Scott Irvine, Nulogx’s vice-president of business development, says monitoring price changes should enable carriers as well as shippers to remain competitive.
“I don’t know about you, but with the current economic climate there has been a lot of attention focused on the Dow-Jones and the TSE and somebody said wouldn’t it be great if there were an index for freight costs?”
Hence, the CFGI, which went live this week. Check out www.cgfi.ca
The morphing database is based on more than $750 million per year in transportation transactions that Nulogx customers engage in and it’s available, for free, to anybody who logs in. The information will be updated monthly.
And the first news in from the new CGFI: Prices have dropped more than 13 percent since July 2008, and 7.8 percent in the first five months of 2009.

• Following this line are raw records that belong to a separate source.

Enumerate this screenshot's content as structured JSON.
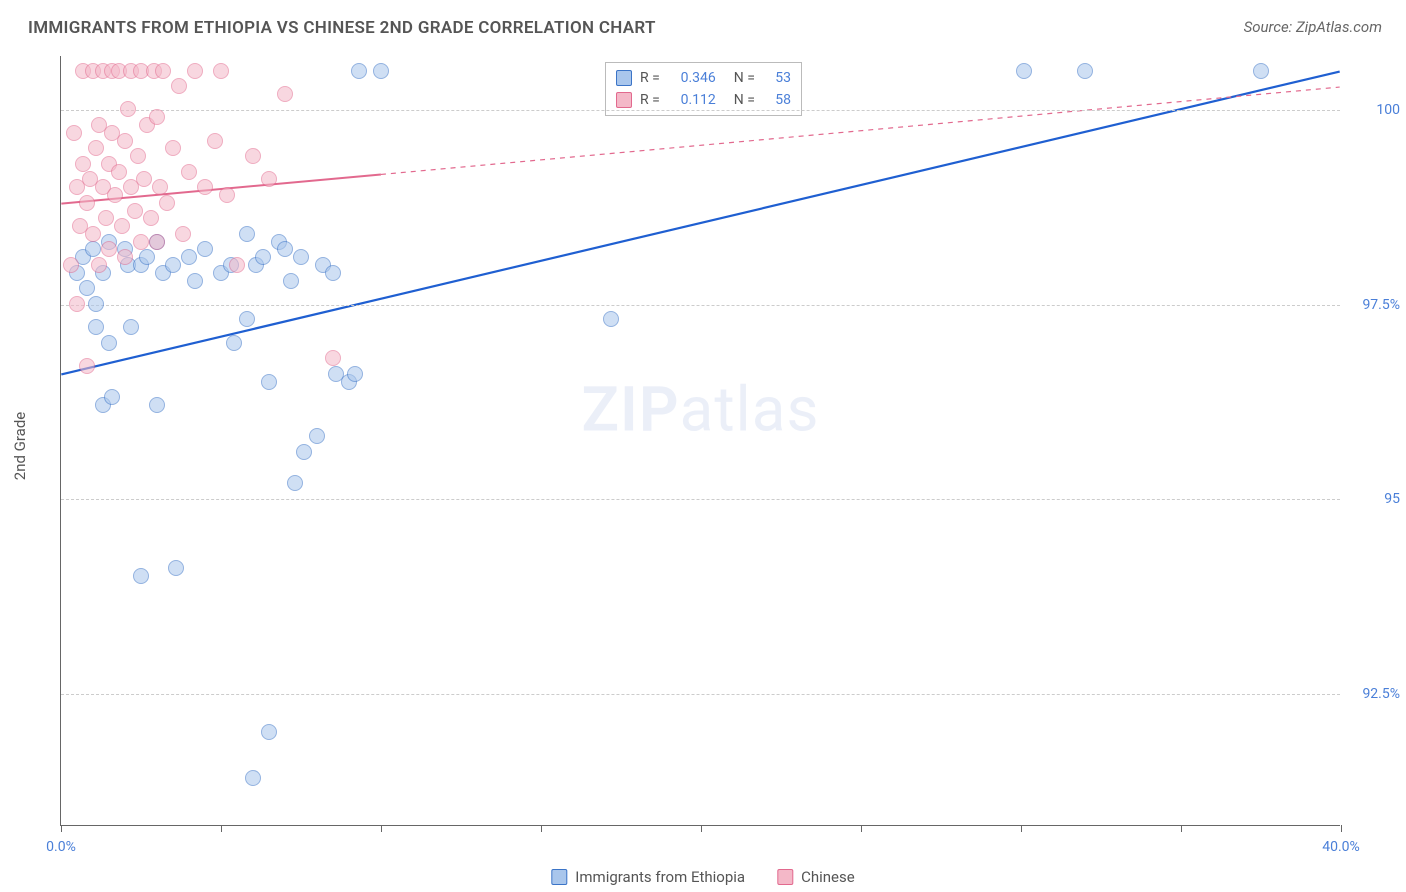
{
  "title": "IMMIGRANTS FROM ETHIOPIA VS CHINESE 2ND GRADE CORRELATION CHART",
  "source": "Source: ZipAtlas.com",
  "ylabel": "2nd Grade",
  "watermark_a": "ZIP",
  "watermark_b": "atlas",
  "chart": {
    "type": "scatter",
    "xlim": [
      0,
      40
    ],
    "ylim": [
      90.8,
      100.7
    ],
    "x_ticks": [
      0,
      5,
      10,
      15,
      20,
      25,
      30,
      35,
      40
    ],
    "x_tick_labels": {
      "0": "0.0%",
      "40": "40.0%"
    },
    "y_ticks": [
      92.5,
      95.0,
      97.5,
      100.0
    ],
    "y_tick_labels": {
      "92.5": "92.5%",
      "95.0": "95.0%",
      "97.5": "97.5%",
      "100.0": "100.0%"
    },
    "grid_color": "#cccccc",
    "background_color": "#ffffff",
    "marker_radius": 8,
    "marker_opacity": 0.55,
    "marker_stroke_width": 1.2,
    "series": [
      {
        "name": "Immigrants from Ethiopia",
        "legend_label": "Immigrants from Ethiopia",
        "fill": "#a9c6ec",
        "stroke": "#3b74c7",
        "trend_color": "#1f5fd1",
        "trend_width": 2.2,
        "R": "0.346",
        "N": "53",
        "trend": {
          "x1": 0,
          "y1": 96.6,
          "x2": 40,
          "y2": 100.5,
          "solid_until_x": 40
        },
        "points": [
          [
            0.5,
            97.9
          ],
          [
            0.7,
            98.1
          ],
          [
            0.8,
            97.7
          ],
          [
            1.0,
            98.2
          ],
          [
            1.1,
            97.2
          ],
          [
            1.1,
            97.5
          ],
          [
            1.3,
            97.9
          ],
          [
            1.3,
            96.2
          ],
          [
            1.5,
            98.3
          ],
          [
            1.5,
            97.0
          ],
          [
            1.6,
            96.3
          ],
          [
            2.0,
            98.2
          ],
          [
            2.1,
            98.0
          ],
          [
            2.2,
            97.2
          ],
          [
            2.5,
            98.0
          ],
          [
            2.5,
            94.0
          ],
          [
            2.7,
            98.1
          ],
          [
            3.0,
            98.3
          ],
          [
            3.0,
            96.2
          ],
          [
            3.2,
            97.9
          ],
          [
            3.5,
            98.0
          ],
          [
            3.6,
            94.1
          ],
          [
            4.0,
            98.1
          ],
          [
            4.2,
            97.8
          ],
          [
            4.5,
            98.2
          ],
          [
            5.0,
            97.9
          ],
          [
            5.3,
            98.0
          ],
          [
            5.4,
            97.0
          ],
          [
            5.8,
            98.4
          ],
          [
            5.8,
            97.3
          ],
          [
            6.0,
            91.4
          ],
          [
            6.1,
            98.0
          ],
          [
            6.3,
            98.1
          ],
          [
            6.5,
            96.5
          ],
          [
            6.5,
            92.0
          ],
          [
            6.8,
            98.3
          ],
          [
            7.0,
            98.2
          ],
          [
            7.2,
            97.8
          ],
          [
            7.3,
            95.2
          ],
          [
            7.5,
            98.1
          ],
          [
            7.6,
            95.6
          ],
          [
            8.0,
            95.8
          ],
          [
            8.2,
            98.0
          ],
          [
            8.5,
            97.9
          ],
          [
            8.6,
            96.6
          ],
          [
            9.0,
            96.5
          ],
          [
            9.2,
            96.6
          ],
          [
            9.3,
            100.5
          ],
          [
            10.0,
            100.5
          ],
          [
            17.2,
            97.3
          ],
          [
            30.1,
            100.5
          ],
          [
            32.0,
            100.5
          ],
          [
            37.5,
            100.5
          ]
        ]
      },
      {
        "name": "Chinese",
        "legend_label": "Chinese",
        "fill": "#f4b8c8",
        "stroke": "#e2698e",
        "trend_color": "#e2698e",
        "trend_width": 2.0,
        "R": "0.112",
        "N": "58",
        "trend": {
          "x1": 0,
          "y1": 98.8,
          "x2": 40,
          "y2": 100.3,
          "solid_until_x": 10
        },
        "points": [
          [
            0.3,
            98.0
          ],
          [
            0.4,
            99.7
          ],
          [
            0.5,
            99.0
          ],
          [
            0.5,
            97.5
          ],
          [
            0.6,
            98.5
          ],
          [
            0.7,
            99.3
          ],
          [
            0.7,
            100.5
          ],
          [
            0.8,
            98.8
          ],
          [
            0.8,
            96.7
          ],
          [
            0.9,
            99.1
          ],
          [
            1.0,
            100.5
          ],
          [
            1.0,
            98.4
          ],
          [
            1.1,
            99.5
          ],
          [
            1.2,
            98.0
          ],
          [
            1.2,
            99.8
          ],
          [
            1.3,
            99.0
          ],
          [
            1.3,
            100.5
          ],
          [
            1.4,
            98.6
          ],
          [
            1.5,
            99.3
          ],
          [
            1.5,
            98.2
          ],
          [
            1.6,
            99.7
          ],
          [
            1.6,
            100.5
          ],
          [
            1.7,
            98.9
          ],
          [
            1.8,
            99.2
          ],
          [
            1.8,
            100.5
          ],
          [
            1.9,
            98.5
          ],
          [
            2.0,
            99.6
          ],
          [
            2.0,
            98.1
          ],
          [
            2.1,
            100.0
          ],
          [
            2.2,
            99.0
          ],
          [
            2.2,
            100.5
          ],
          [
            2.3,
            98.7
          ],
          [
            2.4,
            99.4
          ],
          [
            2.5,
            100.5
          ],
          [
            2.5,
            98.3
          ],
          [
            2.6,
            99.1
          ],
          [
            2.7,
            99.8
          ],
          [
            2.8,
            98.6
          ],
          [
            2.9,
            100.5
          ],
          [
            3.0,
            99.9
          ],
          [
            3.1,
            99.0
          ],
          [
            3.2,
            100.5
          ],
          [
            3.3,
            98.8
          ],
          [
            3.5,
            99.5
          ],
          [
            3.7,
            100.3
          ],
          [
            3.8,
            98.4
          ],
          [
            4.0,
            99.2
          ],
          [
            4.2,
            100.5
          ],
          [
            4.5,
            99.0
          ],
          [
            4.8,
            99.6
          ],
          [
            5.0,
            100.5
          ],
          [
            5.2,
            98.9
          ],
          [
            5.5,
            98.0
          ],
          [
            6.0,
            99.4
          ],
          [
            6.5,
            99.1
          ],
          [
            7.0,
            100.2
          ],
          [
            8.5,
            96.8
          ],
          [
            3.0,
            98.3
          ]
        ]
      }
    ]
  },
  "corr_legend_labels": {
    "R": "R =",
    "N": "N ="
  }
}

However, absent fuel surcharges, the index for base freight costs has increased one percent since July 2008 and 0.7 percent in the first five months of 2009.
The CGFI was developed with the assistance of Dr. Alan Saipe, president of Supply Chain Surveys, Inc.
Saipe has been a long-time analyst and observer of the transportation and logistics industry.
Says Saipe, "Nulogx has been able to leverage its extensive database of more than two million annual transactions to develop a unique insight into Canada’s freight market.
"In the first seven months of 2008, general freight costs rose significantly, driven up by increases in both freight rates and fuel surcharges. Then the realities of the slowing economy in both Canada and the US began to take over.
“The result brought total freight costs down by 13.4 percent from their peak in July 2008," continued Saipe.
According to Irvine, carriers will be in a position to benefit from the CGFI when prices are in an upward trajectory. Alas, when they’re going downward, it’ll be shippers who hold the wild cards. If general market prices are increasing and a carrier’s rates are not, it provides an indication that maybe they are not getting all the gains that are available to them.
"On the other hand, if market rates are decreasing," he says. "I think we can expect shippers to become more demanding as well.
“Whatever the timing, I think it’ll always be advantageous to know as much about the competition as possible."